Seit dem das Problem des Bienensterbens der breiten Masse der Bevölkerung bewusst wurde, verdichten sich die Befunde dazu immer weiter und es werden dessen Auslöser bekannt. Als einer der Auslöser steht nun die Gruppe der Neonicotinoide heraus. Dies ist eine Gruppe von synthetischen Insektiziden, welche mit dem Nikotin verwandt sind und das Nervensystem von Insekten schädigen. In diversen Studien wurde belegt, dass diese Stoffe in sehr geringen Dosen von wenigen Nanogramm (1 Nanogramm = 0.000 000 001g!) tödlich für Bienen sind. Zusätzlich scheinen sich diese Verbindungen im Boden anzureichern, gelangen ins Grundwasser und verbreiten sich so in der Umwelt und schädigen auch abseits der landwirtschaftlich genutzten Flächen die Umwelt. Ausserdem scheinen diese Stoffe ähnlich wie das Nikotin süchtig zu machen – Honigbienen flogen gezielt solche Blüten an, deren Nektar Neonicotinoide enthielten. Dadurch kann es in Bienen (und wohl auch diversen anderen Insekten) viel schneller zu tödlichen Konzentrationen kommen, als das es sonst von durch die Agrarfirmen bezahlten Studien gerne suggeriert wird.

Ich bin nicht der Meinung, dass man grüne Gentechnik komplett und für immer verbieten soll. Jedoch muss sie sinnvoll genutzt werden. Sie darf nicht der Gewinnmaximierung von Agrarkonzernen dienen, welche LandwirtInnen in vielen Ländern durch Saatgutpatentierung und „Terminator-Technologie“ ausbeuten, mit Lug und Trug in die Abhängigkeit treiben, ihre Existenz vernichten und dabei noch Mensch und die gesamte Umwelt vergiften. Bis eine sinnvolle Anwendung der grünen Gentechnik gefunden worden ist, soll man deren Anwendung bis auf weiteres ausser zu Forschungszwecken verbieten. Daher muss das bestehende Moratorium um mindestens 10 weitere Jahre verlängert werden.

Deshalb fordere ich:

  • Eine Verlängerung des Gentechmoratoriums um mindestens 10 weitere Jahre!
  • Ein komplettes Verbot von Glyphosat und Neonicotinoiden in der Schweiz.

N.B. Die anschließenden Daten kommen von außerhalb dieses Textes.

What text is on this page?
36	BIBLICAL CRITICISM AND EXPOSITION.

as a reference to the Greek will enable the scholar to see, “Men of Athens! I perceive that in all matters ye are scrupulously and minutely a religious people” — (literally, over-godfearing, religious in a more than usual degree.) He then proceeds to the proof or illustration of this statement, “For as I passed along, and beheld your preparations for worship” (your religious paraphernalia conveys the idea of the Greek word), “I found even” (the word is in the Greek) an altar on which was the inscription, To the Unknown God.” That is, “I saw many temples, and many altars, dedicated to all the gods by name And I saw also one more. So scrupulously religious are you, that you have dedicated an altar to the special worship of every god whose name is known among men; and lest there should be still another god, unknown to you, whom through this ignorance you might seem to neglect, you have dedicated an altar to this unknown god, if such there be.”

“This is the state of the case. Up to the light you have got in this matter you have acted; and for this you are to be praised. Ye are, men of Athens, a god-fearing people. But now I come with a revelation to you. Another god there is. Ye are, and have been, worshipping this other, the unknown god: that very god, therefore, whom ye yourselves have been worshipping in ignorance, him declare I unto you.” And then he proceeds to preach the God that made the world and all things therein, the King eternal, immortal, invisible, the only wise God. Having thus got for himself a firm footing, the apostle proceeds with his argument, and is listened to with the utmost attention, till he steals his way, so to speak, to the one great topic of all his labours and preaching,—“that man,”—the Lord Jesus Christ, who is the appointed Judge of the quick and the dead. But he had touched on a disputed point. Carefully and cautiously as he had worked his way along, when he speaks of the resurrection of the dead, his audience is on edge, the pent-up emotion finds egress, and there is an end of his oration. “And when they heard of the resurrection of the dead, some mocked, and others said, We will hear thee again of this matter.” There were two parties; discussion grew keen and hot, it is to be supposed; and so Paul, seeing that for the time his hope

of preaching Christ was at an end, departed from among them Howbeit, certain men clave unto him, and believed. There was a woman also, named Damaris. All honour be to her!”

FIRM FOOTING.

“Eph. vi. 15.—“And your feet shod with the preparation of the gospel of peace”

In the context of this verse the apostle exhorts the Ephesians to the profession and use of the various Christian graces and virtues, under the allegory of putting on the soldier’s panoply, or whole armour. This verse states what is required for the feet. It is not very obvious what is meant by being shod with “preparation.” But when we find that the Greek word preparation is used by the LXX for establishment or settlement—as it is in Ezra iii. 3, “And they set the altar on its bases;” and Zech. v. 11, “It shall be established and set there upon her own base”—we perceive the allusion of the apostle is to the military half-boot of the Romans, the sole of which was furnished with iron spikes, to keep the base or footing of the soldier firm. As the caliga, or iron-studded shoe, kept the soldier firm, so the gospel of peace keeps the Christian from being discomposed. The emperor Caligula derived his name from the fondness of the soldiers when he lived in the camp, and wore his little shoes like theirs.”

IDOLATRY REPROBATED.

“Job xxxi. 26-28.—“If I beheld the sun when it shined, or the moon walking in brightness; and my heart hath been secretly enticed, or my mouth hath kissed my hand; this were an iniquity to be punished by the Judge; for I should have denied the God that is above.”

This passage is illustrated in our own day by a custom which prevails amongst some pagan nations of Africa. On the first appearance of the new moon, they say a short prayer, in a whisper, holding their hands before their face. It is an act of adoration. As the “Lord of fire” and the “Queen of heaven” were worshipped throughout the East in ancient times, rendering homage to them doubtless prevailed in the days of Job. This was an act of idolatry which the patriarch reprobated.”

Zusätzlich dürfen keine landwirtschaftlichen Produkte importiert werden, welche mit derartigen Substanzen kontaminiert sind!
  • Eine Förderung einer Landwirtschaft, welche ohne Pestizide und genetisch veränderten Agrarpflanzen auskommt!
  • Eine weniger intensive und ressourcenverschwenderische Gestaltung der Landwirtschaft!